I'm not sure I understand the comdat noduplicates selection kind. The lang ref says it means "The linker requires that only section with this COMDAT key exist.". Does that mean that we should never see more than one section with that COMDAT key, in which case it seems like we shouldn't have the case you describe (2 noduplicates comdat with the key "__profc_foo"), or does it mean something else?

MaskRay added a comment.EditedJul 19 2021, 9:31 AM

I'm not sure I understand the comdat noduplicates selection kind. The lang ref says it means "The linker requires that only section with this COMDAT key exist.". Does that mean that we should never see more than one section with that COMDAT key, in which case it seems like we shouldn't have the case you describe (2 noduplicates comdat with the key "__profc_foo"), or does it mean something else?

"The linker requires that only section with this COMDAT key exist." The sentence looks unclear.

The semantics are: (1) Within a module, a section can be the member of at most one ELF section group or PE/COFF comdat. (2) if two groups in two modules have the same key, they are not deduplicated.

One comdat noduplicates may have multiple members. These members will be retained or discarded as a unit. The ability is used by instrumentation to keep some related sections as a unit.

The failure scenario happened for a PGO+ThinLTO case, where two modules have comdat noduplicates of the same name. We should not perform deduplication.

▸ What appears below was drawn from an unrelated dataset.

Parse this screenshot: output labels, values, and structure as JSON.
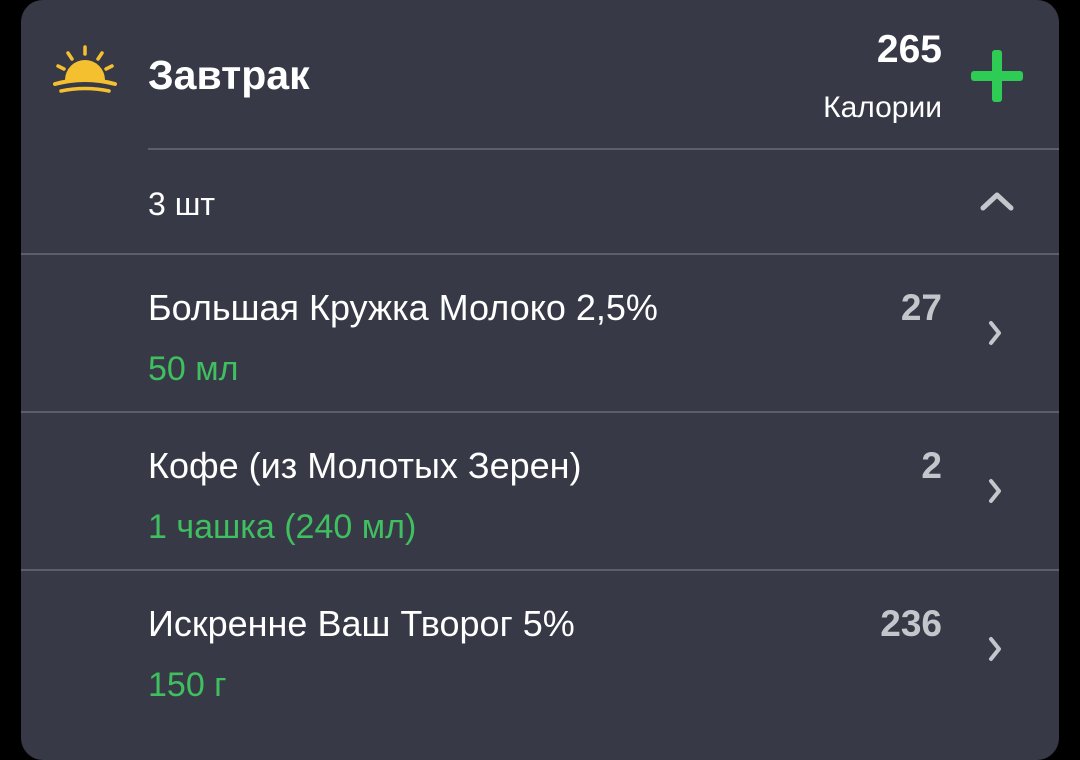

I'm not sure I understand the comdat noduplicates selection kind. The lang ref says it means "The linker requires that only section with this COMDAT key exist.". Does that mean that we should never see more than one section with that COMDAT key, in which case it seems like we shouldn't have the case you describe (2 noduplicates comdat with the key "__profc_foo"), or does it mean something else?

"The linker requires that only section with this COMDAT key exist." The sentence looks unclear.

The semantics are: (1) Within a module, a section can be the member of at most one ELF section group or PE/COFF comdat. (2) if two groups in two modules have the same key, they are not deduplicated.

One comdat noduplicates may have multiple members. These members will be retained or discarded as a unit. The ability is used by instrumentation to keep some related sections as a unit.

The failure scenario happened for a PGO+ThinLTO case, where two modules have comdat noduplicates of the same name. We should not perform deduplication.

So it sounds like the meaning of "noduplicates" is "allow duplicates" or maybe "do not de-duplicate" ? Is that right?

I'm not sure I understand the comdat noduplicates selection kind. The lang ref says it means "The linker requires that only section with this COMDAT key exist.". Does that mean that we should never see more than one section with that COMDAT key, in which case it seems like we shouldn't have the case you describe (2 noduplicates comdat with the key "__profc_foo"), or does it mean something else?

"The linker requires that only section with this COMDAT key exist." The sentence looks unclear.

The semantics are: (1) Within a module, a section can be the member of at most one ELF section group or PE/COFF comdat. (2) if two groups in two modules have the same key, they are not deduplicated.

One comdat noduplicates may have multiple members. These members will be retained or discarded as a unit. The ability is used by instrumentation to keep some related sections as a unit.

The failure scenario happened for a PGO+ThinLTO case, where two modules have comdat noduplicates of the same name. We should not perform deduplication.

So it sounds like the meaning of "noduplicates" is "allow duplicates" or maybe "do not de-duplicate" ? Is that right?

Right. Other selection kinds (any is the most common; exactmatch/largest/samesize are PE/COFF specific) use the key for duplication.
For noduplicates, the key is just a key to keep several members in the same group; it is not overloaded with the deduplication semantics.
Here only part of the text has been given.